In total, the federal government already spends about $15 billion on early childhood education, according to a Government Accountability Office analysis. It also heavily subsidizes child care for military service members both on and off base.
Warren's program would more than quadruple that sum, initially by expanding Head Start. That's the federal program for early childhood education of low-income children, and Warren's plan to build out from Head Start would be instantly controversial.
In 2017, Head Start served nearly 900,000 children at a cost of $8.8 billion. Warren's plan could open Head Start to all children.
Ramping up a new infrastructure of child care centers with highly paid workers wouldn't happen overnight. Zandi's analysis suggests it would take at least two years.
Additionally, it could require many, many more workers. The federal government suggests a ratio of not less than one trained adult for every three or four infants and three to six toddlers up to age 2. Preschool can begin at the age of 3, when the suggested ratio is one adult for six to 10 pre-schoolers.
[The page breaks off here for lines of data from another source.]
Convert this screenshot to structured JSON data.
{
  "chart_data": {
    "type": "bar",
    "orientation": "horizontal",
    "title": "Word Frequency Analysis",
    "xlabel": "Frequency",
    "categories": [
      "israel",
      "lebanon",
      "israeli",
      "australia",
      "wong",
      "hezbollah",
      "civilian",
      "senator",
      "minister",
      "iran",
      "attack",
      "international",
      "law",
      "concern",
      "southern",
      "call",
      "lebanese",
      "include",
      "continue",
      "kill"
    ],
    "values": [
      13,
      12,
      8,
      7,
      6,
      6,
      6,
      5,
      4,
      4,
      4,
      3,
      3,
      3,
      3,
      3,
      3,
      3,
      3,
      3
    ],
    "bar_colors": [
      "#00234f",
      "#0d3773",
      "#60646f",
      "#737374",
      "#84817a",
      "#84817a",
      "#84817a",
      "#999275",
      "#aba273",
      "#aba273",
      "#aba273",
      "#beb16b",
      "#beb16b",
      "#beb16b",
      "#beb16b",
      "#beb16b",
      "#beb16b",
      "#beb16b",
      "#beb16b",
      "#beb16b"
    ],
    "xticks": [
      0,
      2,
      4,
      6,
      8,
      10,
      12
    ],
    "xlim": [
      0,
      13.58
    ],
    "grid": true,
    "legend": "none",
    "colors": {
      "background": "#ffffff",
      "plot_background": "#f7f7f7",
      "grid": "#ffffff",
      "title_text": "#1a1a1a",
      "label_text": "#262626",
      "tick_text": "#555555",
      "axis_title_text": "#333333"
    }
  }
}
Regulations vary by state, which means the cost of the program would also vary by state.
Then there are questions about whether Head Start is the right model at all. Zandi refers to Head Start as a successful program in his analysis of Warren's plan, but that is far from a universal opinion. Some experts, like Diane Whitmore Schanzenbach and Lauren Bauer at Brookings, have argued the program is effective and helpful.
Lindsey Burke, the director for education policy at the conservative Heritage Foundation, has dubbed Head Start a total failure because it has been difficult to quantify its long-term benefit for students.
"Increasing subsidies for early childhood care will just create a new program that likely ends up benefiting middle- and upper-income families," she said.
That has been a criticism of the greatly increased federal tax credit for children, implemented in the 2017 tax reform, which gives parents a $2,000 credit for each child instead of $1,000. Those are also essentially subsidies given at the end of the tax year, however, and not up-front help as parents seek care for their kids.
"Taxpayers want to keep more of their hard-earned money and make these decisions for themselves," said Burke.
Whether that is true will very much become part of the debate in the Democratic primary, however. It is certainly true that Warren is adding a new element to the political conversation.